The description is well-structured with clear sections (Best for, Not recommended for, Common mistakes, Prompt Example, Usage Example, Returns) that make it easy to scan. While comprehensive, some sections like the detailed JSON example could be considered verbose. Overall, most content earns its place by providing practical guidance, though it could be slightly more concise.

Shorter descriptions cost fewer tokens and are easier for agents to parse. Every sentence should earn its place.

Completeness4/5

Given the tool's complexity, does the description cover enough for an agent to succeed on first attempt?

Given the tool's complexity (8 parameters, nested objects, no output schema, no annotations), the description does a good job covering usage context and differentiation from siblings. It explains what the tool returns ('Array of search results with optional scraped content'), which partially compensates for the lack of output schema. However, for a web search tool with extraction capabilities, more behavioral context (like rate limits or error conditions) would improve completeness.

Complex tools with many parameters or behaviors need more documentation. Simple tools need less. This dimension scales expectations accordingly.

Parameters3/5

Does the description clarify parameter syntax, constraints, interactions, or defaults beyond what the schema provides?

Schema description coverage is 100%, so the schema already documents all parameters thoroughly. The description adds minimal parameter semantics beyond what's in the schema - it mentions 'optional extraction' which relates to scrapeOptions, and the usage example shows some parameters in context. This meets the baseline expectation when schema coverage is high, but doesn't provide significant additional value.

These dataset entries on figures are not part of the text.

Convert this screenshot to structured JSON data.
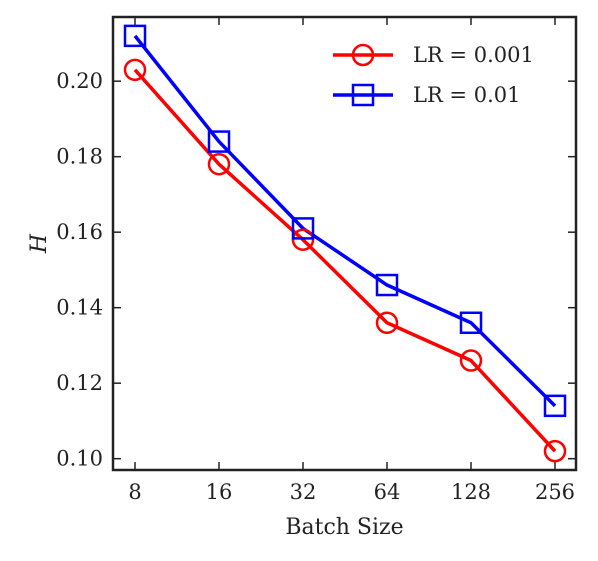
{
  "chart_data": {
    "type": "line",
    "xlabel": "Batch Size",
    "ylabel": "H",
    "categories": [
      "8",
      "16",
      "32",
      "64",
      "128",
      "256"
    ],
    "ylim": [
      0.097,
      0.217
    ],
    "yticks": [
      "0.10",
      "0.12",
      "0.14",
      "0.16",
      "0.18",
      "0.20"
    ],
    "y_tick_values": [
      0.1,
      0.12,
      0.14,
      0.16,
      0.18,
      0.2
    ],
    "legend_position": "top-right",
    "grid": false,
    "series": [
      {
        "name": "LR = 0.001",
        "color": "#ff0000",
        "marker": "circle",
        "values": [
          0.203,
          0.178,
          0.158,
          0.136,
          0.126,
          0.102
        ]
      },
      {
        "name": "LR = 0.01",
        "color": "#0000ff",
        "marker": "square",
        "values": [
          0.212,
          0.184,
          0.161,
          0.146,
          0.136,
          0.114
        ]
      }
    ]
  }
}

Input schemas describe structure but not intent. Descriptions should explain non-obvious parameter relationships and valid value ranges.

Purpose5/5

Does the description clearly state what the tool does and how it differs from similar tools?

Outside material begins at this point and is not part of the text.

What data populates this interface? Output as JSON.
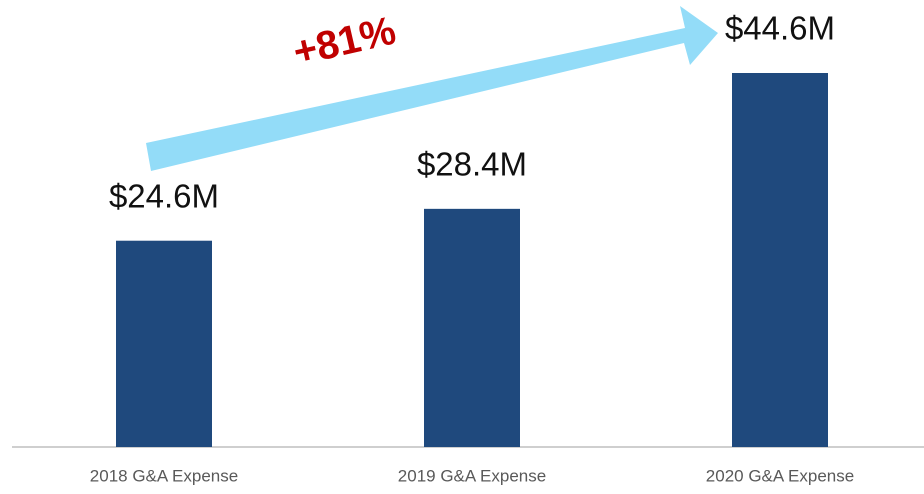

The description clearly states the tool's purpose as 'Search the web and optionally extract content from search results,' which is a specific verb+resource combination. It explicitly distinguishes this tool from siblings like scrape, map, and crawl by stating when those alternatives should be used instead, making the differentiation clear and actionable.

Agents choose between tools based on descriptions. A clear purpose with a specific verb and resource helps agents select the right tool.

Usage Guidelines5/5

Does the description explain when to use this tool, when not to, or what alternatives exist?

The description provides explicit guidance with dedicated sections: 'Best for' (finding information across multiple websites when the source is unknown), 'Not recommended for' (when the website is known, recommending scrape, map, or crawl), and 'Common mistakes' (avoiding crawl/map for open-ended questions). This comprehensive coverage clearly defines when to use this tool versus alternatives.

Agents often have multiple tools that could apply. Explicit usage guidance like "use X instead of Y when Z" prevents misuse.